В эту ночь было холоднее, чем обычно, и свист западного ветра как-то странно взволновал Казана. Сонное лето пришло к концу, приближалась пора напряженной охоты. Казану хотелось вырваться на свободу и бежать, бежать до полного изнеможения. И чтобы рядом была Серая Волчица. Он знал, что она где-то далеко, там, где низко над землей на ясном небе сверкают звезды. Он был уверен, что она ждет его.
Казан дернулся на цепи и заскулил.
Всю эту ночь он был неспокоен, ему чудился вдалеке знакомый вой — зов Серой Волчицы. Его ответный вой разбудил Мак-Джила. Уже рассвело. Профессор оделся и вышел из хижины. В воздухе чувствовался приятный бодрящий холодок. Профессор, смочив слюной палец, поднял его над головой и довольно усмехнулся, когда обнаружил, что ветер дует с севера. Он подошел к Казану и заговорил с ним.
— Ну что ж, черным мухам пора спать, настало время белых мух, — проговорил он. — Еще несколько деньков, и нам можно будет отправляться в путь.
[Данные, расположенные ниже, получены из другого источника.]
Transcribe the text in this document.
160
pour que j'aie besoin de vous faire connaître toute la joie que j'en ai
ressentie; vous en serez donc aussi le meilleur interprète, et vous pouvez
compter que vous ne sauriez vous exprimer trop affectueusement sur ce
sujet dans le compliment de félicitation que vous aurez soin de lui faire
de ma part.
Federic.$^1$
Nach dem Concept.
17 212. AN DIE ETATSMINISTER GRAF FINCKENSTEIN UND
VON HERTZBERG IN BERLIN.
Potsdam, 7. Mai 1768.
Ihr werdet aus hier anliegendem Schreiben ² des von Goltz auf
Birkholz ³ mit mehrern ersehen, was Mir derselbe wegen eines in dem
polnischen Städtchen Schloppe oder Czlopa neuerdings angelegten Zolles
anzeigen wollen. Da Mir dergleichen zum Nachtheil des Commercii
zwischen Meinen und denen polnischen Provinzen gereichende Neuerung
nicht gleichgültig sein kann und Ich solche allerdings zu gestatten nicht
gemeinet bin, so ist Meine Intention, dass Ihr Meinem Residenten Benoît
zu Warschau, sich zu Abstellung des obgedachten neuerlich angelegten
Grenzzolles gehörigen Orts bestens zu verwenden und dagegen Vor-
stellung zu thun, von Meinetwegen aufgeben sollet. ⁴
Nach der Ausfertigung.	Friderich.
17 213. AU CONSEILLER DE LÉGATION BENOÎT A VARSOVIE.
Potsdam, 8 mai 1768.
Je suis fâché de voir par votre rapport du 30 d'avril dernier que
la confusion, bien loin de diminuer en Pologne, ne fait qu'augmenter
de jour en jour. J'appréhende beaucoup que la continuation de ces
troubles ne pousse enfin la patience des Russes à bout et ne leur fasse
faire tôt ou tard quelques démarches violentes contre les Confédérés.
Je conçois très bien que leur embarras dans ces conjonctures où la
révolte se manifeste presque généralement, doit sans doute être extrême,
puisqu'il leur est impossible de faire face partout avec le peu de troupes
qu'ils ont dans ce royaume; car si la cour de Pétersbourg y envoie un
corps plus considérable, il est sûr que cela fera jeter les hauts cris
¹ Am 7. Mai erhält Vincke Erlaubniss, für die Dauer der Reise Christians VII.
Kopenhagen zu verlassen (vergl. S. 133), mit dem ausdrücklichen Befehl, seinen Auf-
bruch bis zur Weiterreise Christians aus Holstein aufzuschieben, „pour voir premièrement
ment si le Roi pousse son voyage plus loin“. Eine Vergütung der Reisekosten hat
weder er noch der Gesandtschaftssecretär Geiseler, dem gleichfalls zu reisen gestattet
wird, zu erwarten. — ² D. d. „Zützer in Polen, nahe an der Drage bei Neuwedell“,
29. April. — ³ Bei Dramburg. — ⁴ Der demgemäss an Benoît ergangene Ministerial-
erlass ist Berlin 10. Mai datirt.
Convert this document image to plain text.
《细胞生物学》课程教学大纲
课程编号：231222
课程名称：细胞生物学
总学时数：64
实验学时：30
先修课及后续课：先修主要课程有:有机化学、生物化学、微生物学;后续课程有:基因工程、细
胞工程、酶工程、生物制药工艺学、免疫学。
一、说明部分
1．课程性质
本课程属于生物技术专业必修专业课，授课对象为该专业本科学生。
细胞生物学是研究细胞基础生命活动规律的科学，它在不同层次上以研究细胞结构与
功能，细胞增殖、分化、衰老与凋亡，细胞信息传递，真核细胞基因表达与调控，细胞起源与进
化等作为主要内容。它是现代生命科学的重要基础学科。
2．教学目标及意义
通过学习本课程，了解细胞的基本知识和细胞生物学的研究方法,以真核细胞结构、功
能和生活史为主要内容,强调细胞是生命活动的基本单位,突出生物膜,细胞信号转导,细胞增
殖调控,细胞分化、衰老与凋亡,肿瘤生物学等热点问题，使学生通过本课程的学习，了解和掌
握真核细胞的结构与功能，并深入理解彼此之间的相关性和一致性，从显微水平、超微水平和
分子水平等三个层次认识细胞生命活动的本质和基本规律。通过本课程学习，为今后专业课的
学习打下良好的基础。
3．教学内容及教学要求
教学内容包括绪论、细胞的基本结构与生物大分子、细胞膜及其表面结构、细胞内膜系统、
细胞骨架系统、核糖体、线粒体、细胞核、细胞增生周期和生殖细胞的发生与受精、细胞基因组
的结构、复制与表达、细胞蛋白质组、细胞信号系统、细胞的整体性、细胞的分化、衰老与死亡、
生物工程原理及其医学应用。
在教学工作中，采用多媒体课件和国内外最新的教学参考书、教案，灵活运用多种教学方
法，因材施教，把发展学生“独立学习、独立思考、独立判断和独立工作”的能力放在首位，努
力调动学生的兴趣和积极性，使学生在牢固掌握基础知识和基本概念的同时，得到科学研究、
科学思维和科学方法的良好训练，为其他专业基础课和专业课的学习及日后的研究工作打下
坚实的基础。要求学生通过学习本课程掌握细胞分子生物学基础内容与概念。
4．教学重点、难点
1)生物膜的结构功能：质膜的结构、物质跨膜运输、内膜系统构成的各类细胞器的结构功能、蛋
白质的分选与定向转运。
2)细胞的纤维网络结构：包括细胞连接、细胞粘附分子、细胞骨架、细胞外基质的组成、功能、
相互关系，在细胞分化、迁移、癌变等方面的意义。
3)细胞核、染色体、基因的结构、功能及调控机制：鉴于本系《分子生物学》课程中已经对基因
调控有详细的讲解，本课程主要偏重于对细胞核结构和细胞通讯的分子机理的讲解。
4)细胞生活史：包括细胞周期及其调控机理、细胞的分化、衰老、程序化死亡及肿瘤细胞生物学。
Пять дней спустя Мак-Джил отвел сначала дога, а потом Казана в груженую лодку. Сэнди Мак-Тригер провожал их, и Казан все время норовил броситься на него. Сэнди держался подальше, а Мак-Джил следил за обоими, и кровь его кипела, хотя выражение лица оставалось безразличным.
Они проплыли с милю вниз по течению, и тогда профессор, свободно откинувшись в лодке, без страха положил руку Казану на голову. Что-то в этом прикосновении и в голосе профессора погасило в Казане желание укусить эту руку. Но он лишь терпел эти проявления дружбы — не шевелился, и глаза его ничего не выражали.